Industry executives also opposed a tax on natural gas that the administration of Gov. Ed Rendell has said it is considering. "New taxes will stymie Marcellus development," said Ray Walker Jr., vice president of Range Resources Corp

Full Story

Tuesday, November 18, 2008

Drillbits

How a Player Plays the Play

In recent days, after leasing in the Marcellus shale had stopped almost completely, the last in a long line of the major E&P companies have sent lease rescission letters out to landowners who had signed up in the past few months. Two months ago, at the head of that line was, of course, Chesapeake Energy. Within a matter of days, Range Resources followed Chesapeake's lead; then Chief followed suit, and more recently, Cabot, East Resources and XTO all did too. Along the way, most of the smaller outfits also dropped out, and finally, last week, even zero debt Rex hauled its box of letters down to the post office.

So, while all this was going on, who do you think had his landman building mailing lists for the next round of lease offers,...you know, of all of those irate property owners that were just dumped by the other companies? And, guess who just mailed a big box of those letters in Greene County, PA last week? .......yep, right again, Aubrey McClendon.
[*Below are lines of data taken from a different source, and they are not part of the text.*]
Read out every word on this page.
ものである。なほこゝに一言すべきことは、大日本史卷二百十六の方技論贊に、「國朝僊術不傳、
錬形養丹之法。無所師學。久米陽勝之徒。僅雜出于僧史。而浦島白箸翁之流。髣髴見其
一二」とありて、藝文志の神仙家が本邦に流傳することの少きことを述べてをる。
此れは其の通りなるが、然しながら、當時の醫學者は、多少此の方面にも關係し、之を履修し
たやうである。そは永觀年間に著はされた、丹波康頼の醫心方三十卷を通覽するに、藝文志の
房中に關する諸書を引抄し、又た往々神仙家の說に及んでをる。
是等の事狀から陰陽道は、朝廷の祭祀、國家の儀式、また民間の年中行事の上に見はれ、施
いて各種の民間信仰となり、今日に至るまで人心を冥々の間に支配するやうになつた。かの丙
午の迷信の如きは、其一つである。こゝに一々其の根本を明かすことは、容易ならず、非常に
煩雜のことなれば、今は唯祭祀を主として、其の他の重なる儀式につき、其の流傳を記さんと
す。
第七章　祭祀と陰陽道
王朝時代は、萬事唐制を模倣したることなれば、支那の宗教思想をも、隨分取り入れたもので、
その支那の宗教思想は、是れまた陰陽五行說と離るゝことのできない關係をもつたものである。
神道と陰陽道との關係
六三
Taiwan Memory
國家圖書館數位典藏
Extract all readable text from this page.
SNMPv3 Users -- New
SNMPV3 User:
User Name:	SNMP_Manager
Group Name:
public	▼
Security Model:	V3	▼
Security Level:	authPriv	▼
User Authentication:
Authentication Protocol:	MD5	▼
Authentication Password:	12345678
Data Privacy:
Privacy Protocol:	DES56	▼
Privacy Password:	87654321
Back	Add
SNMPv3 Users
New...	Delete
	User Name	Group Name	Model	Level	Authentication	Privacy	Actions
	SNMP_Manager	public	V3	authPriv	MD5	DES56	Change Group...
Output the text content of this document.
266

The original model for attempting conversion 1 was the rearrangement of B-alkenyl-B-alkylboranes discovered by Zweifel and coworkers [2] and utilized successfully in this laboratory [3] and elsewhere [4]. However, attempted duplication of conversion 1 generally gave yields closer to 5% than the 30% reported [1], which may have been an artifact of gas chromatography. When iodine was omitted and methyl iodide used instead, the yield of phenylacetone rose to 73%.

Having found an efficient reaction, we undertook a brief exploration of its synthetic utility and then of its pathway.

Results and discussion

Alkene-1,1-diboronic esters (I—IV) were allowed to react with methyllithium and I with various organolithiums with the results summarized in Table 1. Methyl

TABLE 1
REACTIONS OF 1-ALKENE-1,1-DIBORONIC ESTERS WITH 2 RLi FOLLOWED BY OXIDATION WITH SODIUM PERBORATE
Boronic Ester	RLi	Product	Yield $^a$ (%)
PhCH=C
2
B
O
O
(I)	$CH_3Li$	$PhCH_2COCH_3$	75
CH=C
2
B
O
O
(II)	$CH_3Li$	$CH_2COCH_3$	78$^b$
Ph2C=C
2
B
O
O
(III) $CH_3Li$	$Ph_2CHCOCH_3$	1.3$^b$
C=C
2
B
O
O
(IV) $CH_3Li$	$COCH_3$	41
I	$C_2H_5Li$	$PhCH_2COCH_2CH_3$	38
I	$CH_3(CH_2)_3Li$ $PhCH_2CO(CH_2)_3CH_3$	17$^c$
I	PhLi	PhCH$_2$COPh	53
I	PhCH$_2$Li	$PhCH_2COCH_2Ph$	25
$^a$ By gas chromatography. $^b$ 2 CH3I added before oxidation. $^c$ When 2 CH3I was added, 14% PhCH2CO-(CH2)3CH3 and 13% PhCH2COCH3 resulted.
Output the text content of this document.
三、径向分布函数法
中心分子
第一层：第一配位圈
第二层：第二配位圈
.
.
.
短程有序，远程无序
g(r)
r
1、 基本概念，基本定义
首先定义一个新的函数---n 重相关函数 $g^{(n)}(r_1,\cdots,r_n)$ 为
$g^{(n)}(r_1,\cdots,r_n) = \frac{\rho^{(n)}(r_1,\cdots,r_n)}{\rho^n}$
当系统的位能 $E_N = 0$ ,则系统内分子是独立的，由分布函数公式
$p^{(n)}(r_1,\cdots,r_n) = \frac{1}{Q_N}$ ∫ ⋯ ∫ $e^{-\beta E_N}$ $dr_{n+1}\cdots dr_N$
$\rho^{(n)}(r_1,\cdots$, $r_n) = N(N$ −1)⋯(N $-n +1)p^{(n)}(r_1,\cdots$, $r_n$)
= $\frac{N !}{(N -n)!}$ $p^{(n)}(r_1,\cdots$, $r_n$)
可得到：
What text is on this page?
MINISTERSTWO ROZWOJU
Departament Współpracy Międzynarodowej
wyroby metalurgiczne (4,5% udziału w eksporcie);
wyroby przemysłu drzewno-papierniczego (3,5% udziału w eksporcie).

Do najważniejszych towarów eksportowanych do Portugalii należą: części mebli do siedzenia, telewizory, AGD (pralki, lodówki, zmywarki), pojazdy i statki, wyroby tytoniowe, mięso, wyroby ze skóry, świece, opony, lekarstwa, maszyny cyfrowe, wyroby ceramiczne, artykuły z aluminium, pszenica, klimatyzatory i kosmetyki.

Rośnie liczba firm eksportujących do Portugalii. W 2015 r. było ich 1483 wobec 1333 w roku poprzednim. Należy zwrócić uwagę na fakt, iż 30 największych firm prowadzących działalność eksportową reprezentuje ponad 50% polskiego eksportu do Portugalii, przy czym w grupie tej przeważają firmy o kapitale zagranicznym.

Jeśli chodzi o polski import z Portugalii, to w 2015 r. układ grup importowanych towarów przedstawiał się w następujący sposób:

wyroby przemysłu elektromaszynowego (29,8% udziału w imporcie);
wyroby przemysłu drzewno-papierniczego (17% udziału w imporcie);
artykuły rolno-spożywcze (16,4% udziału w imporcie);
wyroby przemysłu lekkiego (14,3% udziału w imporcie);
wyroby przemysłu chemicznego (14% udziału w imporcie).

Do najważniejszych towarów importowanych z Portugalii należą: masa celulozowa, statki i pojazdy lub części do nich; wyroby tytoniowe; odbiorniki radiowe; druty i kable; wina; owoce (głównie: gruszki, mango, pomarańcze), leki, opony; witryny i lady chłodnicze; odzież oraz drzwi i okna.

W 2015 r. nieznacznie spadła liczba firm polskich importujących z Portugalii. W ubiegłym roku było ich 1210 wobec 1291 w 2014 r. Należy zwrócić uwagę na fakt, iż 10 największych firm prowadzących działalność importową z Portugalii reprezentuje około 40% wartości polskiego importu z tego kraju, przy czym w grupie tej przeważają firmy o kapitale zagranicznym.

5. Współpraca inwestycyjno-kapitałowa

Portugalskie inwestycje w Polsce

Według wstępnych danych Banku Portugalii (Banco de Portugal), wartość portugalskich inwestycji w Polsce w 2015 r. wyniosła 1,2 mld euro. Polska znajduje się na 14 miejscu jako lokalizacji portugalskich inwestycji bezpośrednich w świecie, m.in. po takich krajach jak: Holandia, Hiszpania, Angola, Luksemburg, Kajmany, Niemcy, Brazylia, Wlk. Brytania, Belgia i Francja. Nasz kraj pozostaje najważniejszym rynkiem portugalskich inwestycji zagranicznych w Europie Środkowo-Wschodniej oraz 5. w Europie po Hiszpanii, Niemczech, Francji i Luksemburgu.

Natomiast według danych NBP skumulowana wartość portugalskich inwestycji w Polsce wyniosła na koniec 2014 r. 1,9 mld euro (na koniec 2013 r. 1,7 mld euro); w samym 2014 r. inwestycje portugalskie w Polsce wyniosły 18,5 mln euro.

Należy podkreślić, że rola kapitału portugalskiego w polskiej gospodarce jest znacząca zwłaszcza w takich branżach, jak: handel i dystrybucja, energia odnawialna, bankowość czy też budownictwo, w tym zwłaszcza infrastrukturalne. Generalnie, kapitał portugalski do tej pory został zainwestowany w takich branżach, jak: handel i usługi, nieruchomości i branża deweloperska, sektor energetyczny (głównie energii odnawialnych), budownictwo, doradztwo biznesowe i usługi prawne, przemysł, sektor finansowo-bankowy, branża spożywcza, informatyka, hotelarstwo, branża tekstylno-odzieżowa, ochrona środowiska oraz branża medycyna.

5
While there are legitimate concerns among some of these companies about expending cash and credit lines in the face of a credit crunch and impending recession, most, in the wake of Chesapeake's walking away, just decided to wait it out for lower lease prices. It will be interesting to see how that gambit works out. As for Chesapeake, it will be really interesting to see how the new offers stack up against its recent $5,800/acre effective flip of previously acquired leasehold to StatoilHydro.

Also last week, Chesapeake made over 25 permit applications in one of the NWPA counties...and why not? It is becoming increasingly clear that the economics of the Marcellus are the best of the shale plays. Natural gas futures are still in contango and with the Marcellus' Appalachian premium, will still bring $8.50-$9.50/mcf for the next two years while input costs: day rates, pipe, supplies and services are all coming down.

As so often happens in the O&G business.......the cycle begins anew.